Sonuç olarak çevre mücadelelerindeki kırsal bölge kadını, yalnızca doğal çevrenin tahribatına karşı değil, aynı zamanda bu tahribatın derinleştirdiği/derinleştireceği toplumsal cinsiyete, sınıfsal yapıya ve etnik yapıya dayalı eşitsizliklere ve adaletsizliklere de direniyor. Bu nedenle, kırsalda doğan çevre mücadelelerinde kadınlar erkeklerden daha kararlı, istikrarlı ve cesur bir biçimde mücadele ediyorlar. Bu bakış açısıyla değerlendirdiğimizde; kırsal bölge kadınlarının çevre mücadeleleri, bize, bu mücadeleleri belli bir hedefe yönelik yekpare bir oluşum/hareket olarak ele almamamız ve bununla bağlantılı olarak yalnızca hareket ve hedefi arasındaki iktidar ilişkilerine değil, aynı zamanda hareketin aktörlerinin tâbi olduğu farklı tahakküm ilişkilerine de dikkat etmemiz gerektiğini gösteriyor.

Kaynakça

Knuth S, Behrsin I, Levenda A, McCarthy J (2022). New political ecologies of renewable energy. Environment and Planning E: Nature and Space 5(3): 997-1013

McCarthy, J. (2015). “A socioecological fix to capitalist crisis and climate change? The possibilities and limits of renewable energy.” Environment and Planning A: Economy and Space 47: 2485- 2502.

May, V. (2015). Pursuing Intersectionality, Unsettling Dominant Imaginaries. New York: Routledge.

Vanderheiden, S. (2015). Environmental Justice. New York: Routledge.

[1] Bu mücadeleler çok geniş bir coğrafyada doğdu ve gelişti.

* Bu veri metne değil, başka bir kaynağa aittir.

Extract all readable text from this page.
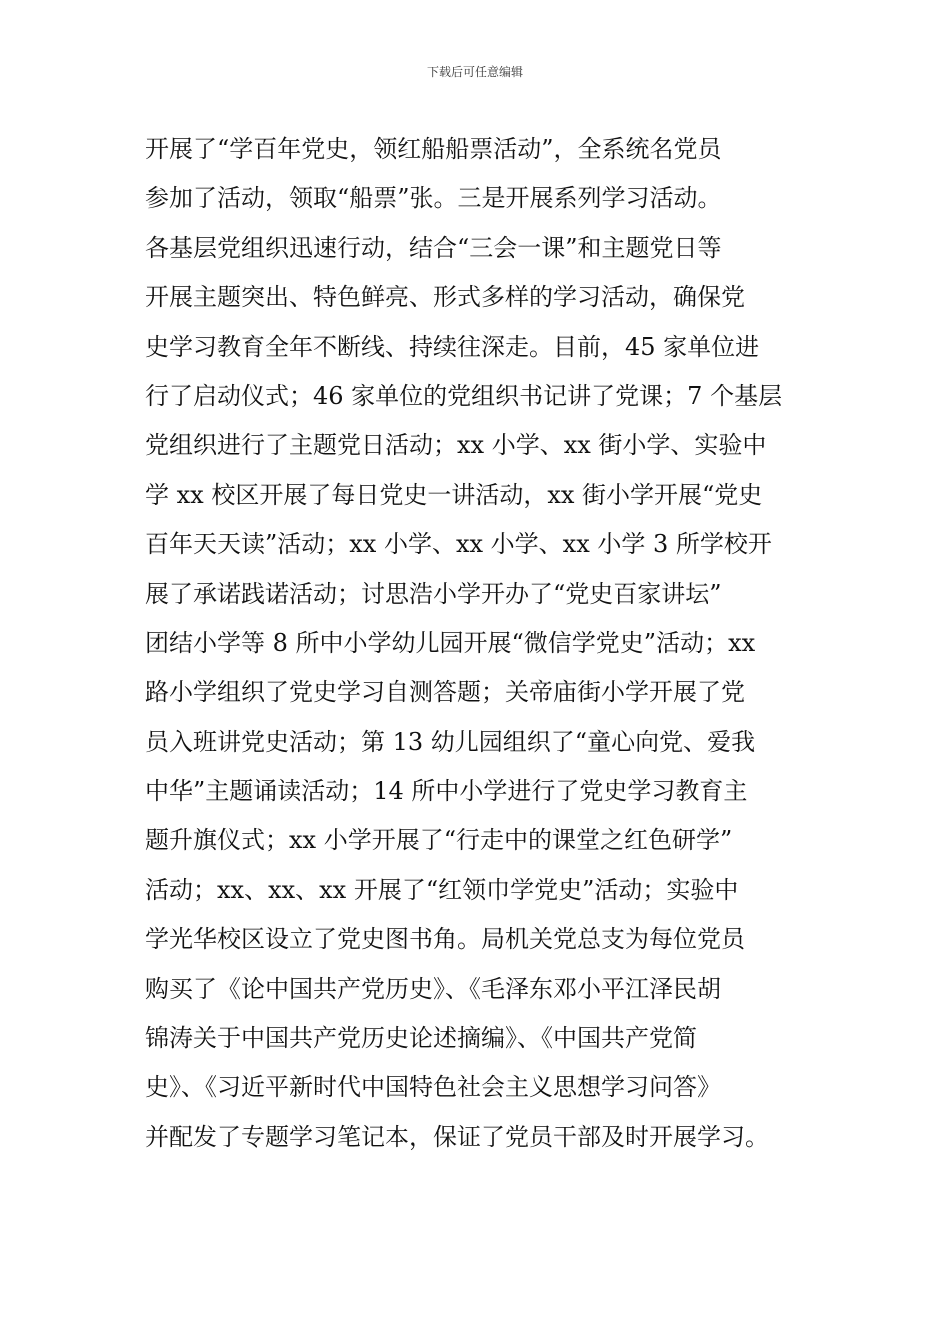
下载后可任意编辑
开展了“学百年党史，领红船船票活动”，全系统名党员
参加了活动，领取“船票”张。三是开展系列学习活动。
各基层党组织迅速行动，结合“三会一课”和主题党日等
开展主题突出、特色鲜亮、形式多样的学习活动，确保党
史学习教育全年不断线、持续往深走。目前，45 家单位进
行了启动仪式；46 家单位的党组织书记讲了党课；7 个基层
党组织进行了主题党日活动；xx 小学、xx 街小学、实验中
学 xx 校区开展了每日党史一讲活动，xx 街小学开展“党史
百年天天读”活动；xx 小学、xx 小学、xx 小学 3 所学校开
展了承诺践诺活动；讨思浩小学开办了“党史百家讲坛”
团结小学等 8 所中小学幼儿园开展“微信学党史”活动；xx
路小学组织了党史学习自测答题；关帝庙街小学开展了党
员入班讲党史活动；第 13 幼儿园组织了“童心向党、爱我
中华”主题诵读活动；14 所中小学进行了党史学习教育主
题升旗仪式；xx 小学开展了“行走中的课堂之红色研学”
活动；xx、xx、xx 开展了“红领巾学党史”活动；实验中
学光华校区设立了党史图书角。局机关党总支为每位党员
购买了《论中国共产党历史》、《毛泽东邓小平江泽民胡
锦涛关于中国共产党历史论述摘编》、《中国共产党简
史》、《习近平新时代中国特色社会主义思想学习问答》
并配发了专题学习笔记本，保证了党员干部及时开展学习。
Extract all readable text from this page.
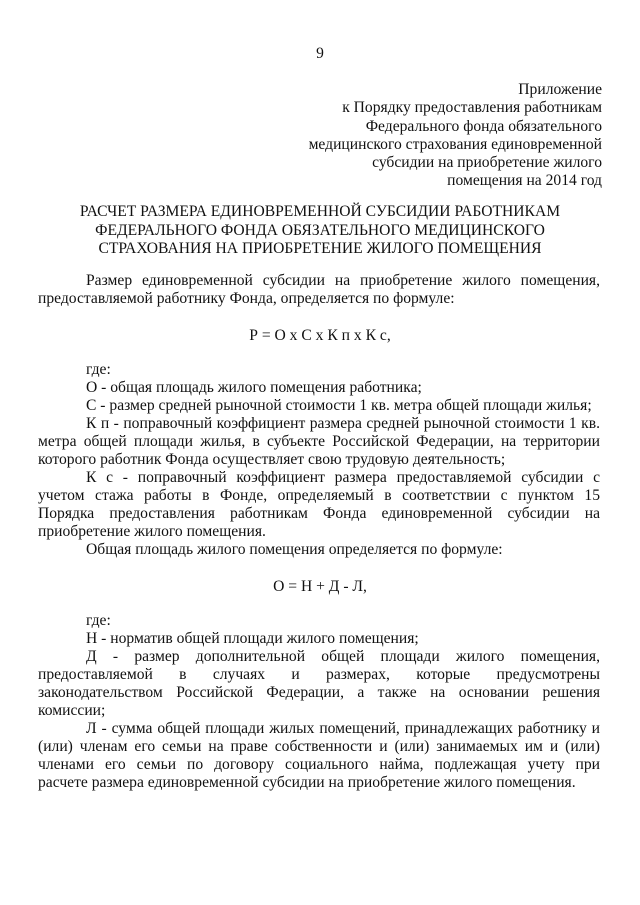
9
Приложение
к Порядку предоставления работникам
Федерального фонда обязательного
медицинского страхования единовременной
субсидии на приобретение жилого
помещения на 2014 год
РАСЧЕТ РАЗМЕРА ЕДИНОВРЕМЕННОЙ СУБСИДИИ РАБОТНИКАМ
ФЕДЕРАЛЬНОГО ФОНДА ОБЯЗАТЕЛЬНОГО МЕДИЦИНСКОГО
СТРАХОВАНИЯ НА ПРИОБРЕТЕНИЕ ЖИЛОГО ПОМЕЩЕНИЯ
Размер единовременной субсидии на приобретение жилого помещения,
предоставляемой работнику Фонда, определяется по формуле:
Р = О х С х К п х К с,
где:
О - общая площадь жилого помещения работника;
С - размер средней рыночной стоимости 1 кв. метра общей площади жилья;
К п - поправочный коэффициент размера средней рыночной стоимости 1 кв.
метра общей площади жилья, в субъекте Российской Федерации, на территории
которого работник Фонда осуществляет свою трудовую деятельность;
К с - поправочный коэффициент размера предоставляемой субсидии с
учетом стажа работы в Фонде, определяемый в соответствии с пунктом 15
Порядка предоставления работникам Фонда единовременной субсидии на
приобретение жилого помещения.
Общая площадь жилого помещения определяется по формуле:
О = Н + Д - Л,
где:
Н - норматив общей площади жилого помещения;
Д - размер дополнительной общей площади жилого помещения,
предоставляемой в случаях и размерах, которые предусмотрены
законодательством Российской Федерации, а также на основании решения
комиссии;
Л - сумма общей площади жилых помещений, принадлежащих работнику и
(или) членам его семьи на праве собственности и (или) занимаемых им и (или)
членами его семьи по договору социального найма, подлежащая учету при
расчете размера единовременной субсидии на приобретение жилого помещения.
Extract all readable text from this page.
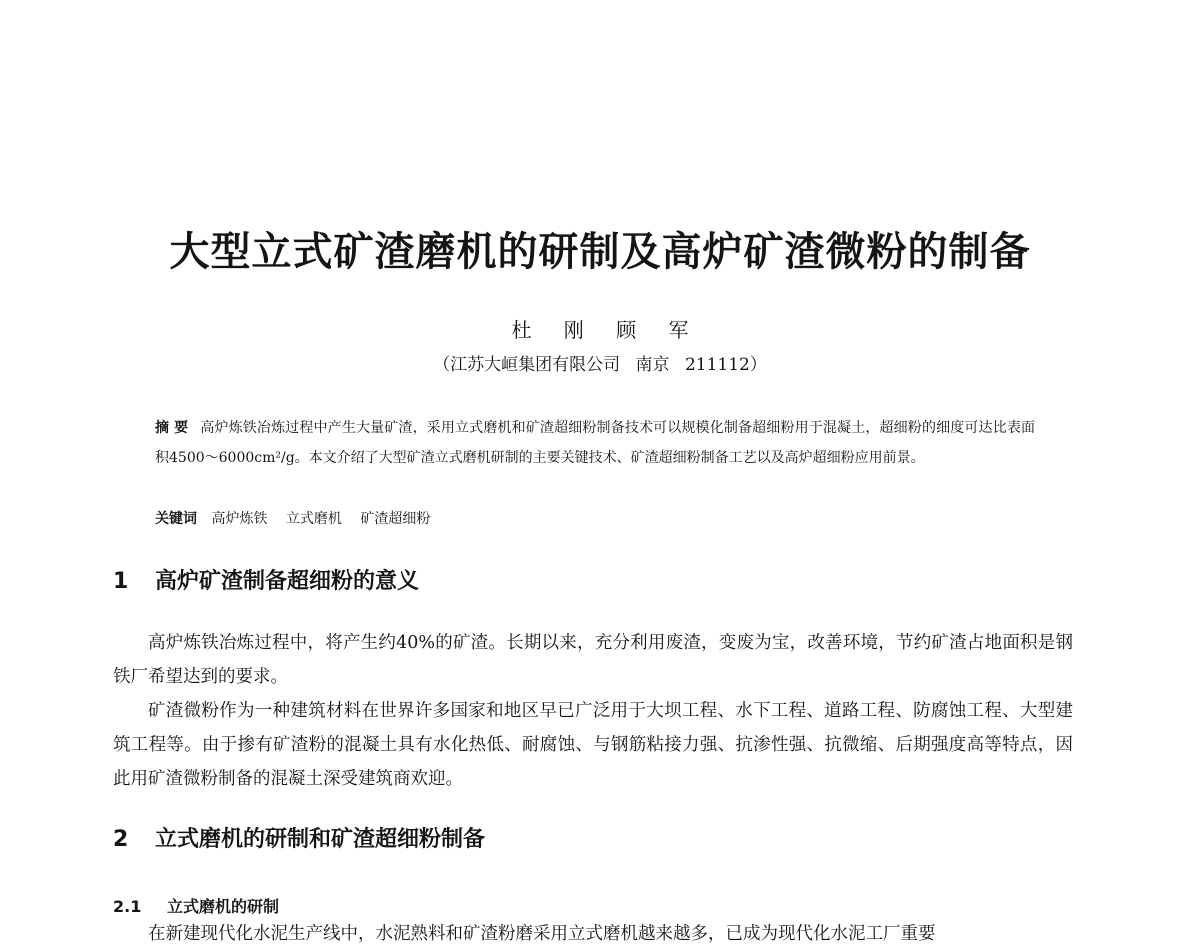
大型立式矿渣磨机的研制及高炉矿渣微粉的制备
杜 刚 顾 军
（江苏大峘集团有限公司 南京 211112）
摘 要 高炉炼铁冶炼过程中产生大量矿渣，采用立式磨机和矿渣超细粉制备技术可以规模化制备超细粉用于混凝土，超细粉的细度可达比表面积4500～6000cm²/g。本文介绍了大型矿渣立式磨机研制的主要关键技术、矿渣超细粉制备工艺以及高炉超细粉应用前景。
关键词 高炉炼铁 立式磨机 矿渣超细粉
1 高炉矿渣制备超细粉的意义

高炉炼铁冶炼过程中，将产生约40%的矿渣。长期以来，充分利用废渣，变废为宝，改善环境，节约矿渣占地面积是钢铁厂希望达到的要求。

矿渣微粉作为一种建筑材料在世界许多国家和地区早已广泛用于大坝工程、水下工程、道路工程、防腐蚀工程、大型建筑工程等。由于掺有矿渣粉的混凝土具有水化热低、耐腐蚀、与钢筋粘接力强、抗渗性强、抗微缩、后期强度高等特点，因此用矿渣微粉制备的混凝土深受建筑商欢迎。

2 立式磨机的研制和矿渣超细粉制备
2.1 立式磨机的研制

在新建现代化水泥生产线中，水泥熟料和矿渣粉磨采用立式磨机越来越多，已成为现代化水泥工厂重要
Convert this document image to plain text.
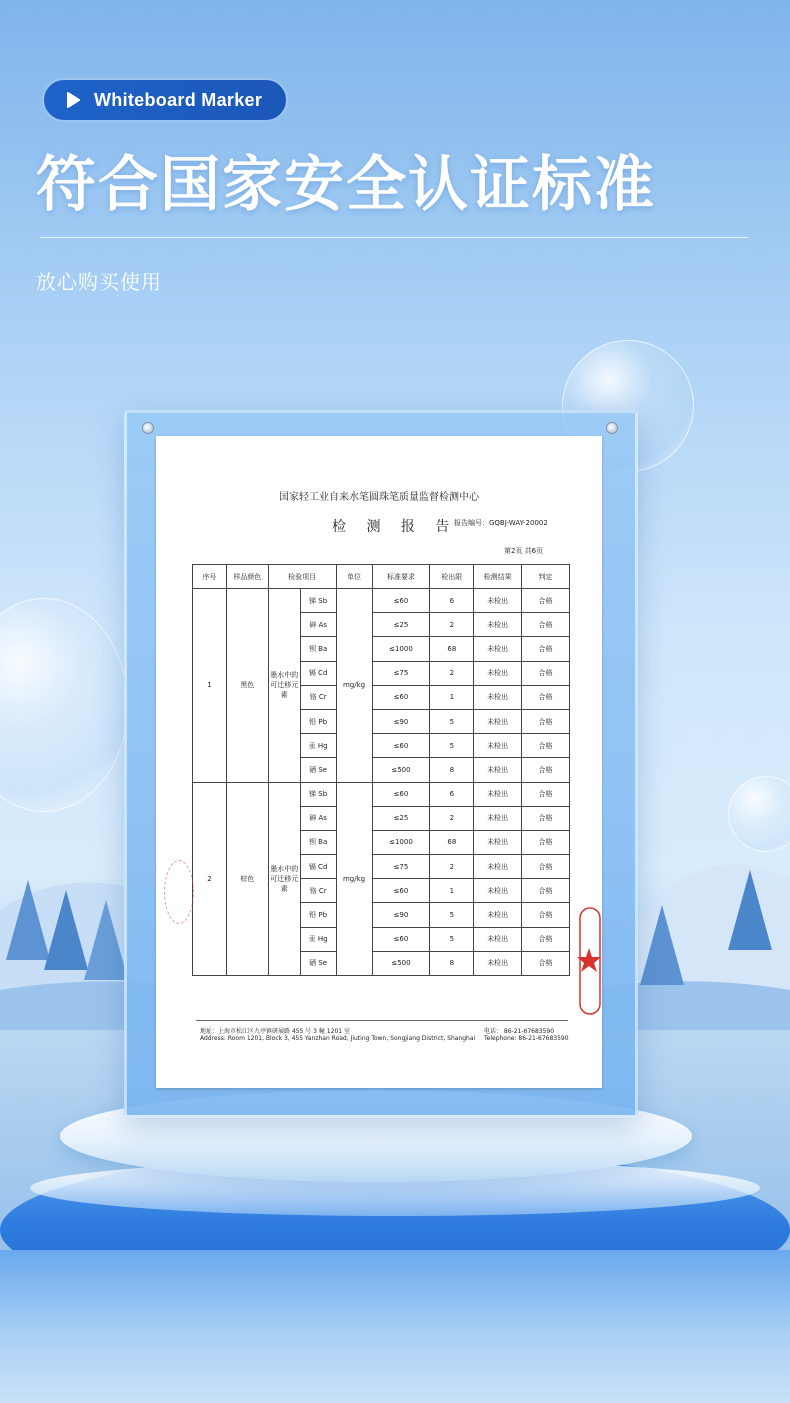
Whiteboard Marker
符合国家安全认证标准
放心购买使用
国家轻工业自来水笔圆珠笔质量监督检测中心
检 测 报 告
报告编号：GQBJ-WAY-20002
第2页 共6页
序号	样品颜色	检验项目		单位	标准要求	检出限	检测结果	判定
1	黑色	墨水中的可迁移元素	锑 Sb	mg/kg	≤60	6	未检出	合格
			砷 As		≤25	2	未检出	合格
			钡 Ba		≤1000	68	未检出	合格
			镉 Cd		≤75	2	未检出	合格
			铬 Cr		≤60	1	未检出	合格
			铅 Pb		≤90	5	未检出	合格
			汞 Hg		≤60	5	未检出	合格
			硒 Se		≤500	8	未检出	合格
2	棕色	墨水中的可迁移元素	锑 Sb	mg/kg	≤60	6	未检出	合格
			砷 As		≤25	2	未检出	合格
			钡 Ba		≤1000	68	未检出	合格
			镉 Cd		≤75	2	未检出	合格
			铬 Cr		≤60	1	未检出	合格
			铅 Pb		≤90	5	未检出	合格
			汞 Hg		≤60	5	未检出	合格
			硒 Se		≤500	8	未检出	合格
地址：上海市松江区九亭镇研展路 455 号 3 幢 1201 室
Address: Room 1201, Block 3, 455 Yanzhan Road, Jiuting Town, Songjiang District, Shanghai
电话： 86-21-67683590
Telephone: 86-21-67683590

Bu yazıda farklı zaman ve mekanlarda farklı hedeflere karşı doğmakla birlikte kadınların ön saflarda yer almasıyla benzeşen üç örneği özellikle dikkate alıyorum: 1990’lardan 2000’li yılların başına kadar Bergama ve köylerinde yürütülen altın madenciliğine karşı hareket, 2009 ile 2015 yılları arasında Gerze ve Gerze’nin Yaykıl köyünde yürütülen termik santral direnişi ve 2013 yılından bu yana Aydın, Manisa, İzmir ve Denizli’nin çeşitli köylerinde büyüyerek devam eden jeotermal enerji santrallerine karşı hareket.

[2] Özel mülkiyetteki araziler için JES yatırımlarında kullanmak üzere kamulaştırma kararı alınabiliyor.